Low Levels of New Leasing Activity Expected Throughout Year

By Joshua Ohl
CoStar Analytics

January 17, 2024 | 7:31 AM

Last year ended much like it began in San Diego, with low office leasing volume. Leasing activity stumbled at the end of 2023 with only 1.2 million square feet of new leases signed during the fourth quarter. Although that metric could rise following some lingering lease deals pending collection by CoStar research, it represented the lowest quarterly leasing volume in 2023 and could match the lowest level since 2020. Market participants expect that 2024 will be much the same as it was last year.

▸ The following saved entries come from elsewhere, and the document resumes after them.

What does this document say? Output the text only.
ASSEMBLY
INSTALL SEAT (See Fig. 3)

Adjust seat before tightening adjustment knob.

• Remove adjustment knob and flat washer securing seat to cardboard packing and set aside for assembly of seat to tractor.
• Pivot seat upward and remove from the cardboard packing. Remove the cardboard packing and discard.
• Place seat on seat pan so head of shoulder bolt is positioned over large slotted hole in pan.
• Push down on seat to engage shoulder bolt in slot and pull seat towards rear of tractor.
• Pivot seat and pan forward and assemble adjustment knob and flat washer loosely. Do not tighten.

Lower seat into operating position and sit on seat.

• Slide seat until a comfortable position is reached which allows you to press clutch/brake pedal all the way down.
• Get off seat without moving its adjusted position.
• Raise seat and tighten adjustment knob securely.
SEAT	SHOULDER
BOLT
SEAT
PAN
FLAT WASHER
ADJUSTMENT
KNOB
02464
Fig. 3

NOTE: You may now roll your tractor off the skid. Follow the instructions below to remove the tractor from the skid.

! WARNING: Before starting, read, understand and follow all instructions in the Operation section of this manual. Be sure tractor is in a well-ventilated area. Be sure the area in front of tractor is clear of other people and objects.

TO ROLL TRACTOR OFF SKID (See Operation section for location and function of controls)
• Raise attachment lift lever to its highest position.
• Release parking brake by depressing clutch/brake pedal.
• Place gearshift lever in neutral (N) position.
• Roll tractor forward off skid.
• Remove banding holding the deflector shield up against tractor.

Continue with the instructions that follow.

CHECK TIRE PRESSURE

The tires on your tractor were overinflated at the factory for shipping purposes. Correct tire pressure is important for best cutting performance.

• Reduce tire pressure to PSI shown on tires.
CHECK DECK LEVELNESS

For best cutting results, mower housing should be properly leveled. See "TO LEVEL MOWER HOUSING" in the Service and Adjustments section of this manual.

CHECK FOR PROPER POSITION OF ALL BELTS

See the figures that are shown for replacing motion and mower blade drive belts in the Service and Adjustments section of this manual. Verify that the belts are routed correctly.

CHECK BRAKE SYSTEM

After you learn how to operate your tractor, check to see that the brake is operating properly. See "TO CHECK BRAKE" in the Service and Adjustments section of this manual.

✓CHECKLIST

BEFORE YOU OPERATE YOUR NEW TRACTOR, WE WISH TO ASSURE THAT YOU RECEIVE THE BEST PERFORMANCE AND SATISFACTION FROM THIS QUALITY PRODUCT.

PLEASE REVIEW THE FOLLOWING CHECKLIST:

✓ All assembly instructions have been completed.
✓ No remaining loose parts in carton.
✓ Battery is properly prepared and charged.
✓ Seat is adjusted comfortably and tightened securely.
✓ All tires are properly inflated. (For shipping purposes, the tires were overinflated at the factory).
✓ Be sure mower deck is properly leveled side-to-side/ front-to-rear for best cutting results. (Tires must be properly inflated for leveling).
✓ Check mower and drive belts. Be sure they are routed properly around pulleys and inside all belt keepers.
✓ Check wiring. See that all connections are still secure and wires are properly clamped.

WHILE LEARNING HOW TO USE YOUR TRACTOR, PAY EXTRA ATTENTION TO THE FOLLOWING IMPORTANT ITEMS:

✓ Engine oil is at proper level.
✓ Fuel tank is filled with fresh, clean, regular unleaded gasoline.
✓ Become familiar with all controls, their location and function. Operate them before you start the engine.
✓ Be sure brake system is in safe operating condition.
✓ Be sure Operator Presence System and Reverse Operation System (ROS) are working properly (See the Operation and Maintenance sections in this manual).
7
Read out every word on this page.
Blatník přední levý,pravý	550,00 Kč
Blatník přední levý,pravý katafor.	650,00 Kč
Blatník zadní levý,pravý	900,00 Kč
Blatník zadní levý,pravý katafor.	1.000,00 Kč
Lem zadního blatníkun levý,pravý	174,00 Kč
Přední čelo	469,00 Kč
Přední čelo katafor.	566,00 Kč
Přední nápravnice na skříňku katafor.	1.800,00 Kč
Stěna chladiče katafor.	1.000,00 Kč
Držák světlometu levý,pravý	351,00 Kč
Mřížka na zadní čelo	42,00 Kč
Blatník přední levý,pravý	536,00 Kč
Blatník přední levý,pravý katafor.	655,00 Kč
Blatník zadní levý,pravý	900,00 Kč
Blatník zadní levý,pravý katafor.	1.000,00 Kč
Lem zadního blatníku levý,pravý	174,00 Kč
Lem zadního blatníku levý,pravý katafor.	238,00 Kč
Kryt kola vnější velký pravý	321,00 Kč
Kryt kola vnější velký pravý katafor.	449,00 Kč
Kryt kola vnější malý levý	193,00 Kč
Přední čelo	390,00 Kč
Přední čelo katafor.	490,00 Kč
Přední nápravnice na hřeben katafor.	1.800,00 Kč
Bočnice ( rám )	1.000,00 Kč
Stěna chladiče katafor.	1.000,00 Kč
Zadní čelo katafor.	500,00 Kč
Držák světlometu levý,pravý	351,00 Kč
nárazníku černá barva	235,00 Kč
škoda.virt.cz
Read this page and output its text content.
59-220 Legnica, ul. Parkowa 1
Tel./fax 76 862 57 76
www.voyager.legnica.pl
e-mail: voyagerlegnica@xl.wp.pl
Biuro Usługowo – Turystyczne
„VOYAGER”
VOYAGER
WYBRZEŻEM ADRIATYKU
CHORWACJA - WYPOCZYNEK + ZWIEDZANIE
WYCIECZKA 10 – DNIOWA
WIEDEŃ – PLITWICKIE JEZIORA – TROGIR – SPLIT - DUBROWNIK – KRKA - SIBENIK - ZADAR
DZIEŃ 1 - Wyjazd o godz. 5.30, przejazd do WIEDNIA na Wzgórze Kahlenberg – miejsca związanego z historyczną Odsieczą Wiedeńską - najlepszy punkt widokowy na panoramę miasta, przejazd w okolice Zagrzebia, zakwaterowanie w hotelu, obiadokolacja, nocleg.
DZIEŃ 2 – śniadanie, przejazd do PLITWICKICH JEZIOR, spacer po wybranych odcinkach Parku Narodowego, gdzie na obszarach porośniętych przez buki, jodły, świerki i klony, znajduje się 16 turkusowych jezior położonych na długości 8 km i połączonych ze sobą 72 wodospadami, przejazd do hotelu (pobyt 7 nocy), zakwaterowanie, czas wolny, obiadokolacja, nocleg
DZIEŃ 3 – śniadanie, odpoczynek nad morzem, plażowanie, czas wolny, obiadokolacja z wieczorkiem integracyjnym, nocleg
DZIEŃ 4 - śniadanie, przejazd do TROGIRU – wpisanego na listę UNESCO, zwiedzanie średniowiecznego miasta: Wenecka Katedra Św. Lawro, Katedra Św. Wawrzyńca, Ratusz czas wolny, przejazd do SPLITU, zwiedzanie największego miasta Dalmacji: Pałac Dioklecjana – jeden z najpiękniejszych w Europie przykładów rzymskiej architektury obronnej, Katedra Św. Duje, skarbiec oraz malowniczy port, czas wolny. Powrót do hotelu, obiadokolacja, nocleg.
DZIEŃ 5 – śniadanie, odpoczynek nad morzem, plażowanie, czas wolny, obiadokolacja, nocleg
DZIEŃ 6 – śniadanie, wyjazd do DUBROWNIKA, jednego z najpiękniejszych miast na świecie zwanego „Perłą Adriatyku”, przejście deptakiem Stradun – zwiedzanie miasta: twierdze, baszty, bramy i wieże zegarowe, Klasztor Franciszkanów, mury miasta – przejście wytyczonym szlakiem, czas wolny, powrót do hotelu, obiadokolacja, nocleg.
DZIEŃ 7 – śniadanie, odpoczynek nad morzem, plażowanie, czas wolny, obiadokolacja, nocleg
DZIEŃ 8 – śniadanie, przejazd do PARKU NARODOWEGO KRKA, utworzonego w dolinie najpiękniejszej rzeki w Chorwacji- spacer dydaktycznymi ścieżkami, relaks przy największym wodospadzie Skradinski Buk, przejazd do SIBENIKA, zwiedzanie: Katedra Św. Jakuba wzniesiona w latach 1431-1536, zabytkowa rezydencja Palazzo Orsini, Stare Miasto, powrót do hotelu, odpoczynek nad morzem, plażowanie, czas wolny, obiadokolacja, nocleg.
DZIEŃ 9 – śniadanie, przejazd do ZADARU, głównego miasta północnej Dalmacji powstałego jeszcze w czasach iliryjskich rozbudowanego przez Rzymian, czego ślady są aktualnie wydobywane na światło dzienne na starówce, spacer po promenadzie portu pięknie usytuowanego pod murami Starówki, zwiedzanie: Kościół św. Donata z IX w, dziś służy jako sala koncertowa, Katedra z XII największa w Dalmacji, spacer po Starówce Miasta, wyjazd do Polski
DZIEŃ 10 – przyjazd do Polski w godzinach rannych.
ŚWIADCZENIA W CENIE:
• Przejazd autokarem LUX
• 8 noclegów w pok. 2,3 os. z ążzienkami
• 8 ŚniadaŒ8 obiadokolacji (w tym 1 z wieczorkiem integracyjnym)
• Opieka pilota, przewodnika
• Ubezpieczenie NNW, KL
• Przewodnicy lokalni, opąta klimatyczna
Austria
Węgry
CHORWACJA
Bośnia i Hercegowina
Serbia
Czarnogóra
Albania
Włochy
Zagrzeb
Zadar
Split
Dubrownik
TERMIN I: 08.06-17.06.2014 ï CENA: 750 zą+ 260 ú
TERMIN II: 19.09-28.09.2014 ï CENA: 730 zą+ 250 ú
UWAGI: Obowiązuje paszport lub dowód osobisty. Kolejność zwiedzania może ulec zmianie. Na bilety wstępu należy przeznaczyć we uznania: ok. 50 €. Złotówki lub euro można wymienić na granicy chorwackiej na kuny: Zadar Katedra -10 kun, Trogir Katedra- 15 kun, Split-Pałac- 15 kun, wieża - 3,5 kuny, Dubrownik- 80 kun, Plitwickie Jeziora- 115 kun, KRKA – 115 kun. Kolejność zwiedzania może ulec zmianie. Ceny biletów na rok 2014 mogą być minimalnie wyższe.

The average new lease deal shrunk by 16% in 2023 compared to the average new lease signed between 2015 and 2019 in San Diego. Overall leasing activity — as measured by the number of new leases executed — also shrunk by 12%. Notably, there was not a corresponding rise in renewals across the region, and renewals as a percentage of leasing activity was the same as it was between 2015 and 2019.

Tenants are increasingly moving toward efficiency with their space needs, typically rightsizing their occupancy into smaller footprints. That trend is not expected to be disrupted in the coming year.

That rightsizing impulse can be gleaned in leasing activity for the largest spaces, which has largely dried up in the past year. New deals for more than 25,000 square feet accounted for a mere 11% of total leasing volume. In 2022, those deals represented 35% of new leasing volume, and the 4% of leasing volume for spaces above 50,000 square feet fell below 10% of volume for the first time in more than five years.

Smaller tenants and leases have also driven leasing activity in San Diego over the years, but 2023 was the first time in five years that deals for less than 5,000 square feet consumed more than 50% of leasing volume.

Some market participants have pointed to prime office nodes such as University Town Center, or UTC, with concern, where Apple had been driving leasing activity with several new leases signed between 2018 and 2022 that likely exceeded 800,000 square feet. At the start of 2024, the firm announced that it was moving more than 100 workers to Texas, a move that could decrease space needs. With Apple seemingly no longer in expansion mode as it stabilizes its local workforce and footprint, there is concern that there are few tenants in search of large requirements that might alter the near-term outlook of softer demand and weakening rent growth. The 212,000-square-foot La Jolla Commons III, for instance, was completed in mid-2023 and remains fully available for lease.

No other area of San Diego is exposed to as much available sublet space as UTC. There’s roughly 550,000 square feet — nearly 6% of existing inventory — available, although it is coming off a peak of more than 600,000 square feet in 2023. Vacancy and availability in the neighborhood have more than doubled since the end of 2019, and softer demand is forecasted to keep the vacancy rate in double digits through 2024.

University Town Center should ultimately recover its lost occupancy given that few areas of the region provide similar drivers of demand: The area is lined with new buildings, boasts unmatched neighborhood amenities, and houses some of San Diego’s core financial, life science and high-tech industries. It might just take a few more quarters for demand to stabilize.